Per vederlo a filari, dovete passeggiare – a cavallo fra primavera estate ed autunno – a Piazza Castelnuovo o a Mondello o in via Isonzo o nei pressi di piazza Indipendenza, oppure potete divertirvi – come me – a individuarne esemplari solitari in giro per la città, spesso dentro giardini privati. Vi assicuro che ne trovereste in luoghi impensati e vi confesso che una mia pazza idea è crearne una mappa delle presenze! Anzi, se vi va segnalatemi esemplari a voi noti.
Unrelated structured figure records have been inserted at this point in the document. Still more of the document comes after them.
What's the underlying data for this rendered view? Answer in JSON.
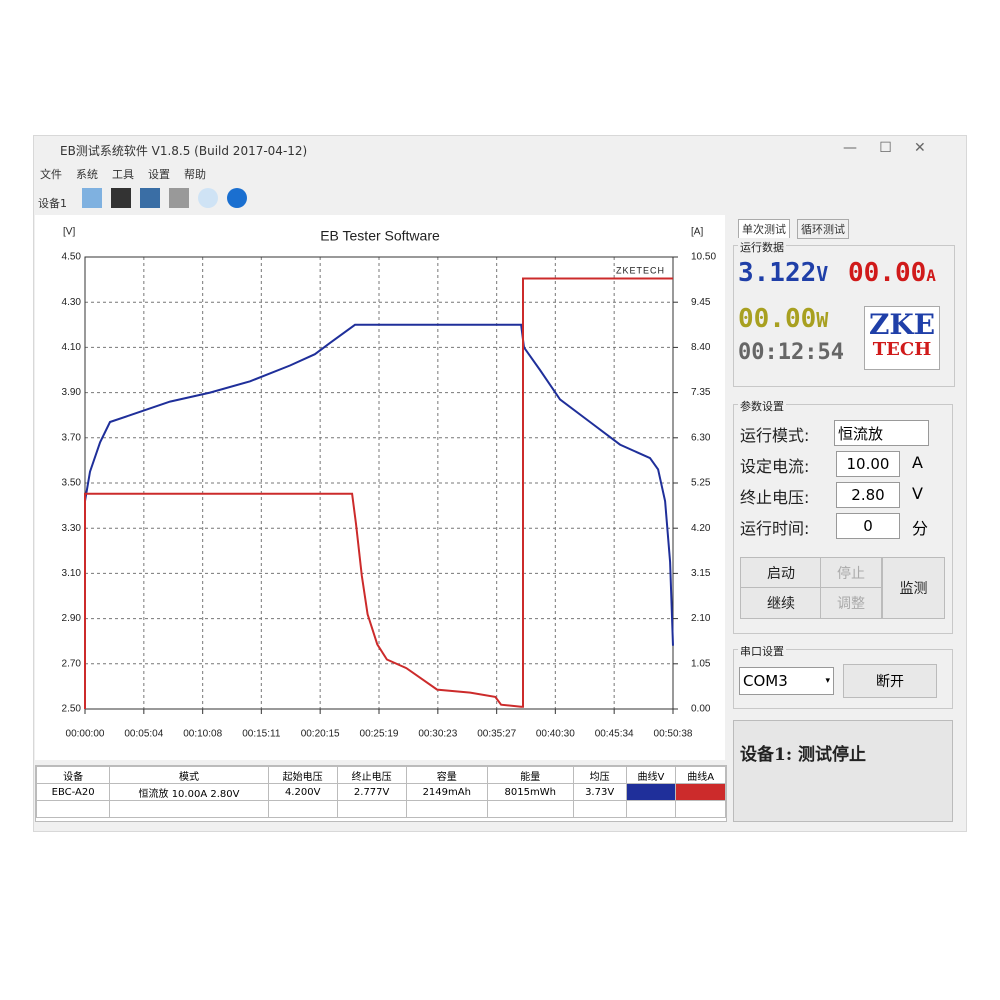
{
  "window": {
    "title": "EB测试系统软件 V1.8.5 (Build 2017-04-12)",
    "menu": [
      "文件",
      "系统",
      "工具",
      "设置",
      "帮助"
    ],
    "device_tab": "设备1"
  },
  "chart_data": {
    "type": "line",
    "title": "EB Tester Software",
    "y_label": "[V]",
    "y2_label": "[A]",
    "annotation": "ZKETECH",
    "xlim": [
      0,
      3038
    ],
    "xticks": [
      {
        "value": 0,
        "label": "00:00:00"
      },
      {
        "value": 304,
        "label": "00:05:04"
      },
      {
        "value": 608,
        "label": "00:10:08"
      },
      {
        "value": 911,
        "label": "00:15:11"
      },
      {
        "value": 1215,
        "label": "00:20:15"
      },
      {
        "value": 1519,
        "label": "00:25:19"
      },
      {
        "value": 1823,
        "label": "00:30:23"
      },
      {
        "value": 2127,
        "label": "00:35:27"
      },
      {
        "value": 2430,
        "label": "00:40:30"
      },
      {
        "value": 2734,
        "label": "00:45:34"
      },
      {
        "value": 3038,
        "label": "00:50:38"
      }
    ],
    "ylim": [
      2.5,
      4.5
    ],
    "yticks": [
      {
        "value": 2.5,
        "label": "2.50"
      },
      {
        "value": 2.7,
        "label": "2.70"
      },
      {
        "value": 2.9,
        "label": "2.90"
      },
      {
        "value": 3.1,
        "label": "3.10"
      },
      {
        "value": 3.3,
        "label": "3.30"
      },
      {
        "value": 3.5,
        "label": "3.50"
      },
      {
        "value": 3.7,
        "label": "3.70"
      },
      {
        "value": 3.9,
        "label": "3.90"
      },
      {
        "value": 4.1,
        "label": "4.10"
      },
      {
        "value": 4.3,
        "label": "4.30"
      },
      {
        "value": 4.5,
        "label": "4.50"
      }
    ],
    "y2lim": [
      0,
      10.5
    ],
    "y2ticks": [
      {
        "value": 0,
        "label": "0.00"
      },
      {
        "value": 1.05,
        "label": "1.05"
      },
      {
        "value": 2.1,
        "label": "2.10"
      },
      {
        "value": 3.15,
        "label": "3.15"
      },
      {
        "value": 4.2,
        "label": "4.20"
      },
      {
        "value": 5.25,
        "label": "5.25"
      },
      {
        "value": 6.3,
        "label": "6.30"
      },
      {
        "value": 7.35,
        "label": "7.35"
      },
      {
        "value": 8.4,
        "label": "8.40"
      },
      {
        "value": 9.45,
        "label": "9.45"
      },
      {
        "value": 10.5,
        "label": "10.50"
      }
    ],
    "grid": true,
    "series": [
      {
        "color": "#1f2f9a",
        "x": [
          0,
          26,
          78,
          129,
          233,
          439,
          646,
          853,
          1059,
          1188,
          1266,
          1395,
          2253,
          2268,
          2351,
          2454,
          2609,
          2764,
          2919,
          2961,
          2997,
          3023,
          3038
        ],
        "values": [
          3.42,
          3.55,
          3.68,
          3.77,
          3.8,
          3.86,
          3.9,
          3.95,
          4.02,
          4.07,
          4.12,
          4.2,
          4.2,
          4.1,
          4.0,
          3.87,
          3.77,
          3.67,
          3.61,
          3.56,
          3.42,
          3.15,
          2.78
        ]
      },
      {
        "color": "#cc2b2b",
        "axis": "y2",
        "x": [
          0,
          0,
          1380,
          1400,
          1430,
          1460,
          1510,
          1560,
          1660,
          1819,
          1990,
          2120,
          2150,
          2253,
          2263,
          2263,
          3038
        ],
        "values": [
          0,
          5.0,
          5.0,
          4.3,
          3.1,
          2.2,
          1.5,
          1.15,
          0.95,
          0.45,
          0.38,
          0.28,
          0.1,
          0.05,
          0.05,
          10.0,
          10.0
        ]
      }
    ]
  },
  "panel": {
    "tabs": [
      "单次测试",
      "循环测试"
    ],
    "run_data": {
      "title": "运行数据",
      "voltage": "3.122",
      "voltage_unit": "V",
      "current": "00.00",
      "current_unit": "A",
      "power": "00.00",
      "power_unit": "W",
      "time": "00:12:54",
      "logo": [
        "ZKE",
        "TECH"
      ]
    },
    "params": {
      "title": "参数设置",
      "rows": [
        {
          "label": "运行模式:",
          "value": "恒流放"
        },
        {
          "label": "设定电流:",
          "value": "10.00",
          "unit": "A"
        },
        {
          "label": "终止电压:",
          "value": "2.80",
          "unit": "V"
        },
        {
          "label": "运行时间:",
          "value": "0",
          "unit": "分"
        }
      ]
    },
    "buttons": [
      "启动",
      "停止",
      "继续",
      "调整",
      "监测"
    ],
    "serial": {
      "title": "串口设置",
      "port": "COM3",
      "button": "断开"
    },
    "status": "设备1: 测试停止"
  },
  "table": {
    "headers": [
      "设备",
      "模式",
      "起始电压",
      "终止电压",
      "容量",
      "能量",
      "均压",
      "曲线V",
      "曲线A"
    ],
    "rows": [
      [
        "EBC-A20",
        "恒流放 10.00A 2.80V",
        "4.200V",
        "2.777V",
        "2149mAh",
        "8015mWh",
        "3.73V"
      ]
    ]
  }
}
Un esemplare speciale sta all’interno del recentemente rinnovato palazzo Butera: la sua chioma indaco si scorge attraverso le Mura delle Cattive. Potrete anche ammirare una sua antica radice attraverso un pavimento in plexiglass, in un’illuminata opera di esposizione protetta da parte dei restauratori del Palazzo.

 

Quest’autunno, su consiglio di un amico, ho raccolto in via Isonzo tantissimi semi di Jacaranda, che stanno dentro dei baccelli simili ad UFO… anzi, ora che ci penso, simili all’astronave di Goldrake prima che si trasformi in Robot. Chissà se, in fondo, una pianta così bella non sia stata proprio un regalo dalle stelle. Io proverò a piantarne i semi, in primavera, nel vaso accanto alla mia Pomelia (sì, ne ho una: che palermitana sarei, altrimenti?) e spero che venga fuori qualcosa: amerei l’accostamento tra il rosa della mia Pomelia e il blu-viola della mia personale Jacaranda annunciante la bella stagione!

Bellezza candida

Gelsomino, stella dal cuore d'oro ©Ljus av Balarm
Gelsomino, stella dal cuore d'oro ©Ljus av Balarm

Non potrei finire di scrivere del rapporto fra Palermo e i fiori senza dedicare parole alle bellezze candide: gelsomino e zagara; qualcuno potrebbe mettere in dubbio la mia palermitanità! Assieme al pitosforo, crescono ovunque a Palermo e costituiscono il trio profumato dell’estate. Il gelsomino portatore di atmosfere persiane, la zagara ambasciatrice di effluvi arabi, il pitosforo dagli echi neozelandesi: un cocktail di ebbrezze per occhi, naso e spirito, che fluisce per le strade palermitane soprattutto quando il pomeriggio si fa sera, tra primavera ed autunno, nella dolcezza vespertina.

 

Accomunati dal colore, gelsomino e zagara condividono anche la straordinaria consistenza della fioritura, che sembra permanere intatta da un giorno all’altro. Un rituale che nella mia famiglia – e in chissà quante altre in città – si tramanda tra generazioni è cogliere dei fiori di gelsomino accarezzati dall’umido di prima sera e deporli in piattini di ceramica da tenere sul comodino vicino il letto, poiché si sa che la sua essenza e il suo profumo non suscitano soltanto uno stato di benessere spirituale, ma anche… beh, di predisposizione ad una sana sessualità!

 

Per celebrare il proprio amore per la Zagara in fiore, invece, Palermo organizza due volte all’anno (in autunno e in primavera) un’esposizione-mercato nella cornice dello splendido quanto imperdibile Orto Botanico, in cui i visitatori rischiano di perdere il senso del tempo vagando fra centinaia di esemplari di zagare, ma anche di pomelie, di rose, gelsomini, orchidee, piante grasse ed altre meraviglie botaniche. Il tutto passeggiando tra i viali inimitabili di un Orto universitario che esiste da ben due secoli e che rimane fedele all’idea di una natura incontaminata e poco umanizzata. Il mio consiglio è di non perdervi la prossima edizione della mostra, quella primaverile, per respirare a pieni polmoni l’essenza di quanto vi ho appena raccontato. Credetemi, non ve ne pentirete.

 

(*) per inciso, pochi sanno che il testo di questa canzone – cantata nel 1974 da Sergio Endrigo – fu scritto nientemeno che dal favoloso Gianni Rodari! Altro che “canzoncina”.